Note that Nairobi has world class hospitals and doctors who are pioneers in the research and treatment of Malaria and other tropical illnesses. Ensure that you have ample medical evacuation cover in your Travel Insurance and in the event that the Lamu Hospital cannot fix you up you can be in Nairobi within 2 hours.

DO NOT UNDERESTIMATE THE POWER OF THE SUN, which in this latitude can produce very serious burns. There is often a sea breeze in Lamu which deceives one into thinking it not as hot as it is. This combined with reflection from the water leads to frequent cases of sun-burn and dehydration even amongst hardened sun worshippers!

It is advisable to drink bottled water at all times in Lamu unless the Retreat you are staying at has its own borehole and can vouch for the purity of the water. Carry bottled water with you on all your excursions and drink more than you think you need!

The official Kenyan currency is the shilling or kenyan shilling (Ksh or KES). Its equivalence in USD is about 70-75 Ksh for 1 Euro (this can vary!). A Ksh subdivides in 100 cents.

You are allowed to get in or out of the country with a maximum of 500.000 Ksh AND the equivalent to 5.000 US dollars. When leaving the country, the Ksh can be changed at the airport's Bank.

There are countless Banks and Exchange Offices with western standards in Nairobi. In Lamu there are several Banks where it is possible to exchange traveler checks, Euros or Dollars as well as to withdraw cash using major credit cards.

Mains electricity in Kenya is 220-240 volts and 50 hz. Plug sockets are usually standard UK Three pin square. Though you can find adapters for two pins classic plugs at general markets, it is worth taking travel adaptors for other more unusual plug types. Power for the whole of Lamu and Shela is provided by a generator and although generally reliable, power cuts do occur which are beyond the control of the residents. Many of the Retreats will have standby generators which will at least provide light and most cooking is done on bottled gas so generally there is little real inconvenience caused.

A Valid Passport and Tourist Entrance Visa is required in order to get into Kenya. Visas can be obtained in Embassies and Consulates of Kenya all round the world and can also be obtained on arrival at Nairobi or Mombasa International Airports. For most EU nationals the cost of a permit valid for 6 months is USD$50.

The Weather. The most inclement season to visit Lamu is the beginning of the northern summer, between May and July. This is the time of the Long Rains on the Kenyan coast . Because of this, some of our Retreats may be closed to the public and use this period to perform all the necessary annual maintenance. However the weather is still warm, the days often sunny between showers and the beaches even more deserted than usual. Some might think the nicest time to visit!

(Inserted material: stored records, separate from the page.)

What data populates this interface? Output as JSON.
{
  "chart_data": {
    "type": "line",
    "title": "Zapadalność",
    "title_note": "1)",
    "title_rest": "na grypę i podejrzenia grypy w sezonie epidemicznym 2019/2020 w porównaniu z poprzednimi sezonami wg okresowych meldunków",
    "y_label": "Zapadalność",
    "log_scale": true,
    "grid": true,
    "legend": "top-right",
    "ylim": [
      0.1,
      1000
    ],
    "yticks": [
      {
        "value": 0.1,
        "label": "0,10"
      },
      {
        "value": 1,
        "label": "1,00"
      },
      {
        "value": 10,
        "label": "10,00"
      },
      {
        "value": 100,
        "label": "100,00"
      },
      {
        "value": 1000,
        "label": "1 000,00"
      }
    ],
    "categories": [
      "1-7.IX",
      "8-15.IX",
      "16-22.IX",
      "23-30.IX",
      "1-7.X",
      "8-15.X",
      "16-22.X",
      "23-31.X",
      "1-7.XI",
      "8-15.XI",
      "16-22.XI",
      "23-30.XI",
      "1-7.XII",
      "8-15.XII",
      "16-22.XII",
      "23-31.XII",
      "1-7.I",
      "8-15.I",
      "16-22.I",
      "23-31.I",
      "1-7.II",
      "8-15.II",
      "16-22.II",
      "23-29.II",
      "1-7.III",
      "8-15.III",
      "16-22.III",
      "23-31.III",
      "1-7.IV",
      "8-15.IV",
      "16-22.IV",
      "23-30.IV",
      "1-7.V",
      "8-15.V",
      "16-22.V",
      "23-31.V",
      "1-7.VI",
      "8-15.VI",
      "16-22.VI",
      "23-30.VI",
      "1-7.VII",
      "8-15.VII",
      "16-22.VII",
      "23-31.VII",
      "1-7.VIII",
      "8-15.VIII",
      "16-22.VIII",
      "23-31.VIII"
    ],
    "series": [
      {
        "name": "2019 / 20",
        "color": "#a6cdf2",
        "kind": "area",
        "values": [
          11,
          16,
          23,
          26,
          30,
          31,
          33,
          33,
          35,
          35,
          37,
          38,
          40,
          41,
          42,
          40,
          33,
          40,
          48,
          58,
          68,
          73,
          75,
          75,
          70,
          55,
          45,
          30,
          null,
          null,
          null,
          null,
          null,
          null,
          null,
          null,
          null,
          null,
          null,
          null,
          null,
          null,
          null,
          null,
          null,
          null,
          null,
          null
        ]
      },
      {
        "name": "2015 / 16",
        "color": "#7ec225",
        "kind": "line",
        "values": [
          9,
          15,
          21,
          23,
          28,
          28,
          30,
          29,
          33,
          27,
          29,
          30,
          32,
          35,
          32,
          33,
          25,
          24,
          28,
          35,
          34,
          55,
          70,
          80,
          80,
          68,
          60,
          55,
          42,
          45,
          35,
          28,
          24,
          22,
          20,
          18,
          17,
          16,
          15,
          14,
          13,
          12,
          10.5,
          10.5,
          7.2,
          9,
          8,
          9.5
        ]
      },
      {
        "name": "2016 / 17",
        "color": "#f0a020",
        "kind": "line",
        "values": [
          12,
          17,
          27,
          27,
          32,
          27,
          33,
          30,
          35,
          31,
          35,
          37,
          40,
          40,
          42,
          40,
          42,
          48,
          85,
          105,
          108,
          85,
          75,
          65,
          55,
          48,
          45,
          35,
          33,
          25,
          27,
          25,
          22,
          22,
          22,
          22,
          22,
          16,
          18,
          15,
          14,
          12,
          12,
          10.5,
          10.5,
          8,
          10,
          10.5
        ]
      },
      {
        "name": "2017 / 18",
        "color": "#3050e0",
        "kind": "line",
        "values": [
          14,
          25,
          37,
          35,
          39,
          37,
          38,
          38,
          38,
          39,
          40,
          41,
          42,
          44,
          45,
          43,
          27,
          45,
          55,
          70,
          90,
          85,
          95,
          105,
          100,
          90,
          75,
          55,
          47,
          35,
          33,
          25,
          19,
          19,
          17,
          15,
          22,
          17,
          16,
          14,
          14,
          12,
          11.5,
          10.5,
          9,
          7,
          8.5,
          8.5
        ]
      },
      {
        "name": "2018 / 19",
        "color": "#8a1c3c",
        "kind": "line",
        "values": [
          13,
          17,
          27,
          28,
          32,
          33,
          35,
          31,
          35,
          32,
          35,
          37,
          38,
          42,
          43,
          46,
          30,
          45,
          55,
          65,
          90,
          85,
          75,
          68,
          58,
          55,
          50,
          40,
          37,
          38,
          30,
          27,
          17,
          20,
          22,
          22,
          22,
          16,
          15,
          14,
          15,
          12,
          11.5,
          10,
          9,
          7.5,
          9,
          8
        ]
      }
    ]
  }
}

The rest of the year, Lamu offers slight meteorological changes, all of them enchanting and subtle. Lamu's equatorial position makes for pretty much twelve hour days and nights most of the year and no great difference between summer and winter. July and August are probably the coolest months by Lamu standards with March and April being the hottest. The European winter (November to March) is a perfect time to escape to Lamu. The sea starts to clear at the end of October and usually by mid-November the kazkazi season settles on the archipelago The kazkazi blows from the northeast from late November to March, and again the first few weeks (typically mid November to mid December) bring rains, though these are patchier and lighter than the April-May rains. From December to March the temperature rises to 35-40 Celsius and humidity to 60-70%.

The pace of life has changed a little since the first visitors came to Lamu a thousand years ago, but the beaches are still open and empty and the people as charming and welcoming as ever.

Escape out of your world and time into ours.